Warm the remaining olive oil in a small skillet, add the herbs and lemon zest, and cook about 30 seconds, or until herbs are fragrant. Pour herbs and oil over potatoes and steaks. Serve.
Serves 2 — Recipe adapted from nytimes.com
This unusual libation features a technique professional bartenders call “fat washing.” And once you strain the infused gin, you can reuse the olive oil in another recipe. Saveur quipped that it could (tongue in cheek) be called a “quarantini.”
- One 750 milliliter bottle London dry gin
- 4 ounces (1/4 cup) best quality extra virgin olive oil
- 1 large sprig fresh rosemary
- 1 large sprig fresh thyme
For each cocktail:
- 5 tablespoons olive oil and herb-infused gin (see above)
- 1 tablespoon white vermouth
- Pinch of fine sea salt
- Pitted green olives, for garnish
A day before you plan to use the gin, start the infusion: To a large jar or airtight glass or plastic container, add the gin, olive oil, rosemary, and thyme. Shake vigorously, then set aside at room temperature to infuse for 12 hours.
Transfer the jar to the freezer for another 12 hours (or overnight). This will cause the olive oil to solidify and separate. Place a fine mesh strainer over a second large jar or container, then strain the gin. Wash and dry the original jar and the strainer then line the strainer with a coffee filter. Strain the gin once again to remove any remaining sediment and oil. Use immediately or cover tightly and use within 6 months.
Mix the martini: In a mixing glass filled with ice, add 2 1/2 ounces of the infused gin, along with the vermouth and salt. Stir until well-chilled, then strain into a chilled martini glass or coupe and garnish with as many olives as you like. Serve immediately.
Makes 1 cocktail (with enough infused gin for several) — Recipe from saveur.com, April 24, 2020
With more than 2,500 miles of coastline and cold, temperate waters, Chile hosts one of the most robust aquacultures in the world. Perhaps you have eaten the country’s succulent shrimp, said to be better than that from the Pacific Northwest or Canada. In any case, dinner can be on the table in 20 minutes or less.
- 1 tablespoon paprika
- 1 teaspoon granulated garlic powder
- 1/2 teaspoon plus a pinch of cayenne pepper
- Kosher salt and freshly ground black pepper
- 1 pound large shrimp, peeled and deveined
- 4 slices thick-cut bacon
- 1/4 cup extra virgin olive oil
- Juice of 1 lime
- Pinch of sugar
- 1 head romaine, chopped
- 1 cup cherry tomatoes, halved
Heat the broiler. In a small bowl, combine the paprika, garlic powder, and cayenne and season with salt and pepper. On a large rimmed baking sheet, toss the shrimp with the paprika mixture, then broil, flipping once, until pink, about 5 minutes. (You can also cook the shrimp in a mesh grilling basket on the grill.)

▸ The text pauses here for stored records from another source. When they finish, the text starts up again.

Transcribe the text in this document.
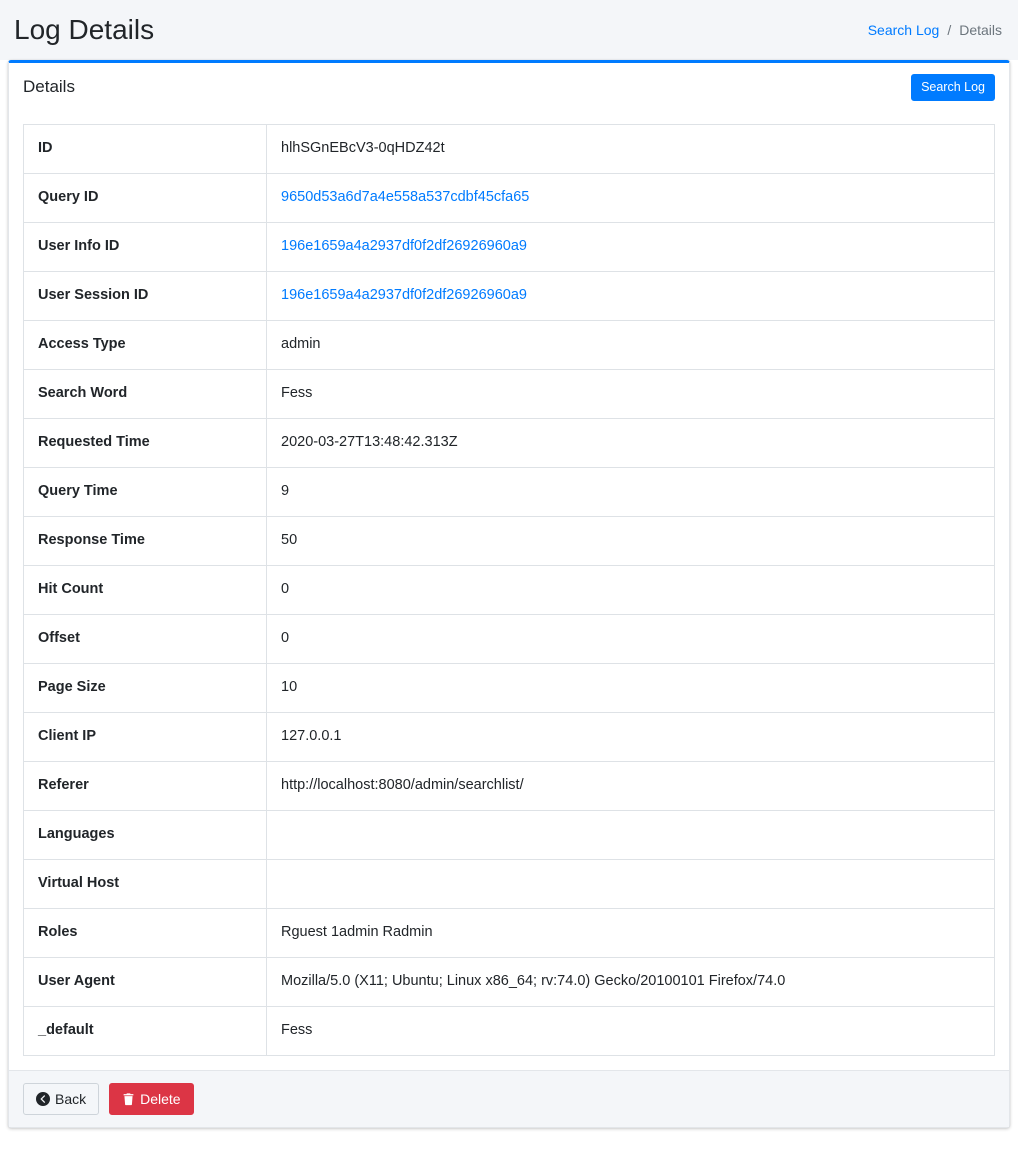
Log Details	Search Log / Details
Details	Search Log
ID	hlhSGnEBcV3-0qHDZ42t
Query ID	9650d53a6d7a4e558a537cdbf45cfa65
User Info ID	196e1659a4a2937df0f2df26926960a9
User Session ID	196e1659a4a2937df0f2df26926960a9
Access Type	admin
Search Word	Fess
Requested Time	2020-03-27T13:48:42.313Z
Query Time	9
Response Time	50
Hit Count	0
Offset	0
Page Size	10
Client IP	127.0.0.1
Referer	http://localhost:8080/admin/searchlist/
Languages	
Virtual Host	
Roles	Rguest 1admin Radmin
User Agent	Mozilla/5.0 (X11; Ubuntu; Linux x86_64; rv:74.0) Gecko/20100101 Firefox/74.0
_default	Fess
Back	Delete
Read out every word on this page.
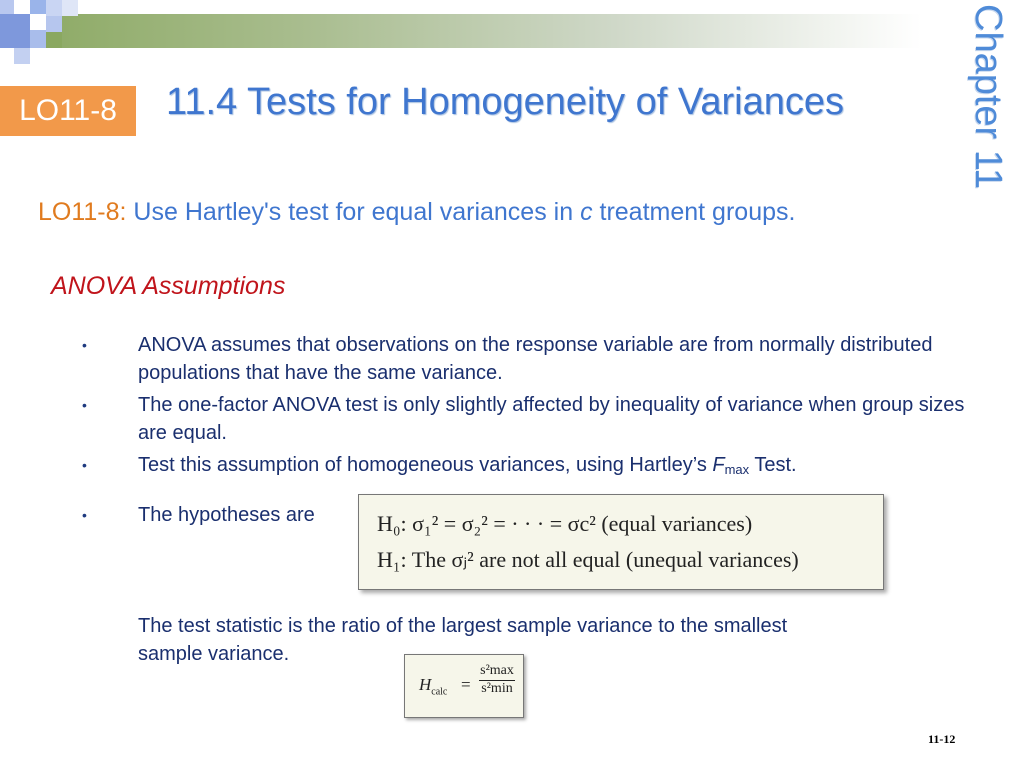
Chapter 11
LO11-8	11.4 Tests for Homogeneity of Variances
LO11-8: Use Hartley's test for equal variances in c treatment groups.
ANOVA Assumptions
•	ANOVA assumes that observations on the response variable are from normally distributed populations that have the same variance.
•	The one-factor ANOVA test is only slightly affected by inequality of variance when group sizes are equal.
•	Test this assumption of homogeneous variances, using Hartley’s $F_{max}$ Test.
•	The hypotheses are	H₀: σ₁² = σ₂² = · · · = σc² (equal variances)
H₁: The σⱼ² are not all equal (unequal variances)
The test statistic is the ratio of the largest sample variance to the smallest sample variance.
$H_{calc}$ =
s²max
s²min
11-12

Meanwhile, in a large skillet over medium heat, cook the bacon until crisp. Transfer to a paper towel-lined plate to drain, then chop.
Make the vinaigrette: In a small bowl, whisk together the olive oil, lime juice, a pinch of cayenne, and a pinch of sugar until combined. Add the romaine to a salad bowl and top with the shrimp, bacon, and tomatoes. Drizzle with the vinaigrette and serve.